As marijuana reaches higher levels of legality and semi-legality across the United States, an accompanying interest in, and knowledge about, ways in which the plant can be consumed has also increased.
Most Americans are familiar with the idea of pot brownies, those treats so ubiquitous in high school in college, made by mixing some cheap marijuana into boxed brownie batter. Some people have done a little research and discovered that the effect is more potent when the ground-up plant is added to a pan of hot butter, then combined with water, allowing the most potent part of the mix to rise to the top, where it is then strained, cooled and used in recipes where any fat is called for.
And for people who consume marijuana as medicine instead of a recreational activity, properly prepared cannabis is less of a joke and more of a necessity.
Eaten, Not Smoked
A marijuana grower in Washington state explains what many of us have heard anecdotally: marijuana eaten takes longer to kick in than its smoked counterpart, but the effect lasts much longer. “Someone could have a breakfast sandwich with pot pesto in the morning, and still be hungry in the afternoon.” This distinction is important for ill people who have lost their appetite, which saps their strength and makes it difficult to keep down their medications.
(This Washington state grower’s family business is legal, but he doesn’t wish to publicize it, given his other, more corporate day job.)
“It’s also helped patients that the products themselves have become more substantial, and have more healthy calories,” he says. Recently, he’s seen an increase in items like refrigerated, take-home lasagnas at dispensaries he works with; a friend of his, ill with cancer, gained 30 pounds in about eight weeks after discovering cannabis burritos at her new dispensary.
An informal, small-scale poll done for this article showed that no one really enjoys the taste of marijuana on its own. Sure, the flavor can trigger some nostalgic or positive Pavlovian feelings, but would anyone choose to add the flavor, but not the effects, of marijuana to their meals? To a man, the answer is no.
Accordingly, it’s used pretty strictly as an herbal addition, never as a vegetable or side dish on its own. Bobby Greig, chef and owner at Greig Edibles Inc. in California, started his professional kitchen after his father was diagnosed with cancer. With every recipe he tries, the goal is two-fold: make something delicious, and mask the marijuana flavor entirely.

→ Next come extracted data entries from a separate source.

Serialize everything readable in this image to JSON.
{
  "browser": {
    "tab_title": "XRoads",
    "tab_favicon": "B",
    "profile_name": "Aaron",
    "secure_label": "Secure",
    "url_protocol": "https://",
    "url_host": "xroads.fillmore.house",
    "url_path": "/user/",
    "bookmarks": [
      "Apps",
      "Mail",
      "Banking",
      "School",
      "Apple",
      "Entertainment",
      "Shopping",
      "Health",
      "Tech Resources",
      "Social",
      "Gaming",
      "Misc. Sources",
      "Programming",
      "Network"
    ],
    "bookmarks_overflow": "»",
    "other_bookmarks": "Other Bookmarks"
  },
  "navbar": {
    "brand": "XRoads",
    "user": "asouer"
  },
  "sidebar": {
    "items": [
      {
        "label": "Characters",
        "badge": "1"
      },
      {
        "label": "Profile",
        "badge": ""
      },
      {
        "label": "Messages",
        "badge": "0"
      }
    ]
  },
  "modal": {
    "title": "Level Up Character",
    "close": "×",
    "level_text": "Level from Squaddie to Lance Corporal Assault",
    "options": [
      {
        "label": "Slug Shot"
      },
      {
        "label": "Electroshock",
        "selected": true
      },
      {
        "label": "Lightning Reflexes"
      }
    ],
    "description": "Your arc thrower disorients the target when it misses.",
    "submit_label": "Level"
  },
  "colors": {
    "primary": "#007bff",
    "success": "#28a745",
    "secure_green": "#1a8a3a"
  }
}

Sure, the flavor can trigger some nostalgic or positive Pavlovian feelings, but would anyone choose to add the flavor, but not the effects, of marijuana to their meals? To a man, the answer is no.
“Marijuana’s really a disgusting flavor, so I do a lot of bold flavors to hide it, like chili, mac and cheese, garlic mashed potatoes.” Before Greig started his business, he thought of marijuana edibles as novelty items, like a white chocolate pot bar he once ate, though he found it unappetizing. “The candy is okay for, say, a college kid, but for people with serious health problems, things like that are not enough.”
Still, Greig found that at many dispensaries, products more complicated than salsas and hummus never really found an audience. (He suspects that had a lot to do with employee enthusiasm at the dispensaries, which seemed reserved for snacks and desserts.) Now, his company more often delivers to homes and hospices, where his plated dinners seem more appreciated.
Though many of Greig’s recipes are hearty, his experience has enabled him to customize meals for his clients. For instance, his diabetic clients will likely order vinaigrettes and other dressings, and Greig has developed methods for infusing olive oil with cannabis, for recipes where butter isn’t the best fit. (This method is great for combining other seasonings, making, for instance, a garlic-rosemary-cannabis infused oil.) “I’m a chef, so I can figure out a way to incorporate cannabis into any recipe,” he says.
Different strains, though they produce different effects in users, don’t seem to have different flavors. In cooking, they’re chosen not for taste but for result, with indica for people who want to sleep, and sativa for people who have to remain alert.
“I make normal, great tasting food: it’s medicated, but you wouldn’t even know it from the taste, says Greig. “My macaroni is made with four smoked cheeses, with the medicine added to the roux: the green gets completely cooked out. Or, I just mix it in with the panko topping.”
As the move to legalize marijuana gains favor, more and more people are treating it as an industry that needs regulation. Food Laws for Marijuana Dispensaries is a Rhode Island-based group that wants to implement USDA-style labeling on prepared, marijuana-laced food. The group’s founder, Topher Seal, says that since sick people are the main consumers of cannabis goods, it’s important that ingredients be listed to protect against allergies and counter-indications. Of course, It’s also possible to make your own cannabis foods at home: Seal himself enjoys banana nut muffins and popcorn, which has a subtle green sheen that appeals to his senses.
Greig believes that this new emphasis on real food is “a natural progression” in the path towards marijuana acceptance. More people are consuming it, so the demands are becoming more varied. There’s no denying that at many Southern California dispensaries, freshly-made morning donuts from Wake & Bake Fresh Edibles are the most sought-after item. But for those whose marijuana consumption is about pain and anxiety relief, chefs like Bobby Greig are almost as important as the drug itself.